We have examined historical distributions of sea surface salinity (SSS) observations in a data set consisting of a combination of the World Ocean Database 1998 (WOD98) and a thermosalinograph and bucket salinity database collected from volunteer observing ships. It is well known that SSS in much of the world's ocean is measured infrequently or not at all. We find that 27% of one‐degree squares in the world ocean (open and coastal, excluding the Arctic Ocean) had no observations of SSS in the historical database, and 70% had 10 or fewer. Systematic sampling of SSS (more than 10,000 observations per year globally) did not start until after 1960. Most SSS observations in the WOD98 are concentrated in the North Sea and coast of northern Europe, the east and west coasts of North America, and around Japan. About 28% of SSS measurements are in coastal waters. We plotted frequency histograms of SSS for some selected well‐sampled one‐degree squares in the North Atlantic and tropical Pacific. We found most frequency histograms to be non‐Gaussian. The main departure from normal distribution is due to anomalous low‐salinity measurements creating a negative skewness. This conclusion is verified as a global phenomenon by examining statistics of mean‐median SSS difference within one‐degree squares. This quantity is found to be predominantly negative over the global ocean. These anomalous low‐salinity values may be due to rainfall events, but there are other plausible physical mechanisms, like frontal movement and eddy activity.
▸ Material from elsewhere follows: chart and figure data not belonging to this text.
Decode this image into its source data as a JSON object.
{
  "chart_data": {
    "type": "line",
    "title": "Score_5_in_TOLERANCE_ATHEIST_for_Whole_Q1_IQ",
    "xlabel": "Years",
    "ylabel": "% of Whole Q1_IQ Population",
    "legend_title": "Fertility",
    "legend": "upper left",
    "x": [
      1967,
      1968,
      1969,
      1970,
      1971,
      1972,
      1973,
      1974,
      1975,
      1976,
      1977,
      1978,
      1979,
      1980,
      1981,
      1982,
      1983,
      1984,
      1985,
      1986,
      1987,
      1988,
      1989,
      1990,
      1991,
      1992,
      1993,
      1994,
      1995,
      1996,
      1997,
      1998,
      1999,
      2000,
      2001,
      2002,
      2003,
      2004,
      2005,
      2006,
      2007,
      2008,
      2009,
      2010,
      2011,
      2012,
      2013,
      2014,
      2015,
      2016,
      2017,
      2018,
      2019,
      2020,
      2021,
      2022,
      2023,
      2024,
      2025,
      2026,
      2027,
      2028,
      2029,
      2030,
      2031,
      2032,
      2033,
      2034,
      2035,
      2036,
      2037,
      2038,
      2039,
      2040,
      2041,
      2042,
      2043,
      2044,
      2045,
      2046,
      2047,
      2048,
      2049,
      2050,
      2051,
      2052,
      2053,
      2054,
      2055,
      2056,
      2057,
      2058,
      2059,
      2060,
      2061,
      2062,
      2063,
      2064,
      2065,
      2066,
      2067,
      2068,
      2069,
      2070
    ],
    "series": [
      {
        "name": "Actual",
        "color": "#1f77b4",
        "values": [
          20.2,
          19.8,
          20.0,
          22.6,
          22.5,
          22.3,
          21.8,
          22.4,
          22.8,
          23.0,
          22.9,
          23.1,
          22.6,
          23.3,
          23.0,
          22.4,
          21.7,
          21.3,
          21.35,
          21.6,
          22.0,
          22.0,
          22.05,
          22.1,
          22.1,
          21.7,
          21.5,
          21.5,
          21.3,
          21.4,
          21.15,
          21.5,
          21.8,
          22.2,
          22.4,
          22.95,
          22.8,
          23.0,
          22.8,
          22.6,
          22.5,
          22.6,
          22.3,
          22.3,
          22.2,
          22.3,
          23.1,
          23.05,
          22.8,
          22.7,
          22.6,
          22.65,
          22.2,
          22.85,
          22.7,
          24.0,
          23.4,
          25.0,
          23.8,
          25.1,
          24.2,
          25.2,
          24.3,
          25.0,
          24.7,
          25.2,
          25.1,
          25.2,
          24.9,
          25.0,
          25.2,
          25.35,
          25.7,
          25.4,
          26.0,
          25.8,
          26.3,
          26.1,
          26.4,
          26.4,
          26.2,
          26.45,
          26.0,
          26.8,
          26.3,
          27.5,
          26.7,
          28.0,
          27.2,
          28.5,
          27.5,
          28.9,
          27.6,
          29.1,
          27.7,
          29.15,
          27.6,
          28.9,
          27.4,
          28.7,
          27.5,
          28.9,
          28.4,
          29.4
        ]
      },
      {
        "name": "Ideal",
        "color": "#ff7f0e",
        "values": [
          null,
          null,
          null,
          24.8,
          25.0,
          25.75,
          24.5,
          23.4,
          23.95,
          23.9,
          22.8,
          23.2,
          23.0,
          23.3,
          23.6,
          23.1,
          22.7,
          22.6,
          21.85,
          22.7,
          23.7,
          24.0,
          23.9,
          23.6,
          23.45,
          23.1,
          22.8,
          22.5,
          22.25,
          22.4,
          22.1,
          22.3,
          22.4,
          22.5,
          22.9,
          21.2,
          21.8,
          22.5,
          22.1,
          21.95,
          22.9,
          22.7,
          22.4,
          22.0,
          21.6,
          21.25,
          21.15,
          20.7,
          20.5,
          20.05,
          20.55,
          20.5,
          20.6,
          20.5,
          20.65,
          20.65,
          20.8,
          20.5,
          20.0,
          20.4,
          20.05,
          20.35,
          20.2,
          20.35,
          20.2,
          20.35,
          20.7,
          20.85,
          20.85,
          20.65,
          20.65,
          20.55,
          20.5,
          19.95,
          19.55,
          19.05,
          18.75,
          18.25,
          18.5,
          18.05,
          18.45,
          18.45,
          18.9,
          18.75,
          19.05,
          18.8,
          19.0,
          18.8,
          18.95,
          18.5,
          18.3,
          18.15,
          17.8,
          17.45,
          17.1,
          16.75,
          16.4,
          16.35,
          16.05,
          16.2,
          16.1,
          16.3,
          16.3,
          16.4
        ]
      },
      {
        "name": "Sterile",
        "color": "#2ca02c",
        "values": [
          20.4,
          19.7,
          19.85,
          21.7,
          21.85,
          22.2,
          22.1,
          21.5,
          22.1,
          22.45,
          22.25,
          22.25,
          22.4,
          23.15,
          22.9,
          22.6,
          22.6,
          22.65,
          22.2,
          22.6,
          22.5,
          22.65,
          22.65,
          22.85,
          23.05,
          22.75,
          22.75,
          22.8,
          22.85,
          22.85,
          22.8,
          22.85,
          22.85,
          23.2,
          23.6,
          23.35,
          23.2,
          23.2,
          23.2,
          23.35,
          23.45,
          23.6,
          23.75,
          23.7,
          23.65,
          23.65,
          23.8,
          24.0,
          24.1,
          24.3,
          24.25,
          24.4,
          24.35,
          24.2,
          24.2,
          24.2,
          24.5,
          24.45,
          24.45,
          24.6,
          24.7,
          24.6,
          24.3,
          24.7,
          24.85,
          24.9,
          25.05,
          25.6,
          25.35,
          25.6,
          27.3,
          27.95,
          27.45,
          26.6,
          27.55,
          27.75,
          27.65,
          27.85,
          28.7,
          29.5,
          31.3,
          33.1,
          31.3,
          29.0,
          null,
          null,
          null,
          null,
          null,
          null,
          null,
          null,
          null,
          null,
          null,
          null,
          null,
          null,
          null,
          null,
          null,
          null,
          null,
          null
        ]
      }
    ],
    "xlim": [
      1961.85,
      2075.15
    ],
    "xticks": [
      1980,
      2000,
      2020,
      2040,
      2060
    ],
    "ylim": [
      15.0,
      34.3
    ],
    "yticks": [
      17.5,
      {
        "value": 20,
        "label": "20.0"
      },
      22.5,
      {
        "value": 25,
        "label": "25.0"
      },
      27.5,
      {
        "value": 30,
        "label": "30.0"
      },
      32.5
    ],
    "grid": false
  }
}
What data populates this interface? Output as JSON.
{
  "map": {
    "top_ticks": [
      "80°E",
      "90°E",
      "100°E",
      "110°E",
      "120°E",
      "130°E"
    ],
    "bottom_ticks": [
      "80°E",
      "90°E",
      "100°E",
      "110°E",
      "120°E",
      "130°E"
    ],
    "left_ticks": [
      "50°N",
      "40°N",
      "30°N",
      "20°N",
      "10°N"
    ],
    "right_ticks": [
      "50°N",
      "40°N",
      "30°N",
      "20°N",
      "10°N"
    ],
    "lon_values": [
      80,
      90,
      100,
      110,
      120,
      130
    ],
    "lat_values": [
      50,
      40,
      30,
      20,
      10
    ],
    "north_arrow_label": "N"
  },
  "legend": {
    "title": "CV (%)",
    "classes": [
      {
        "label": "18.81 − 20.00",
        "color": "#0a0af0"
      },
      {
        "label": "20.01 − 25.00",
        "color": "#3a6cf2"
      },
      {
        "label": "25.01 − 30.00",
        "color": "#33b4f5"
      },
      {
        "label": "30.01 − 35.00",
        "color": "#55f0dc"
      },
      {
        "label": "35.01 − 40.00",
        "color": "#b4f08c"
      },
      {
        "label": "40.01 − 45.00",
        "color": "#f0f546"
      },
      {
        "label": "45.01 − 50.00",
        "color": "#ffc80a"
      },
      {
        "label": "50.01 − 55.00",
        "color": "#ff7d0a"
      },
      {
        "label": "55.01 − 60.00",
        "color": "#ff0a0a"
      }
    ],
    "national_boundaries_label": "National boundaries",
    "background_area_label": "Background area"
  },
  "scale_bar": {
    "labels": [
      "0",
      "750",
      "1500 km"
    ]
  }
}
There were also areas where the distributions were bimodal due to the presence of meandering fronts with little cross‐frontal mixing. Examples are shown where the non‐Gaussian nature of the distributions in the areas examined is both a short‐term and a long‐term phenomenon. That is, the distributions are skewed on a nearly instantaneous (∼1 month) basis and averaged over long time periods (1 + years). This has important implications for climatologies because the differences between mean and modal SSS, for the analyzed one‐degree squares, is of order 0.1. Furthermore, the implication for validation studies for remote sensing missions is that the studies must make enough measurements of SSS to determine the extent to which the probability density is not Gaussian.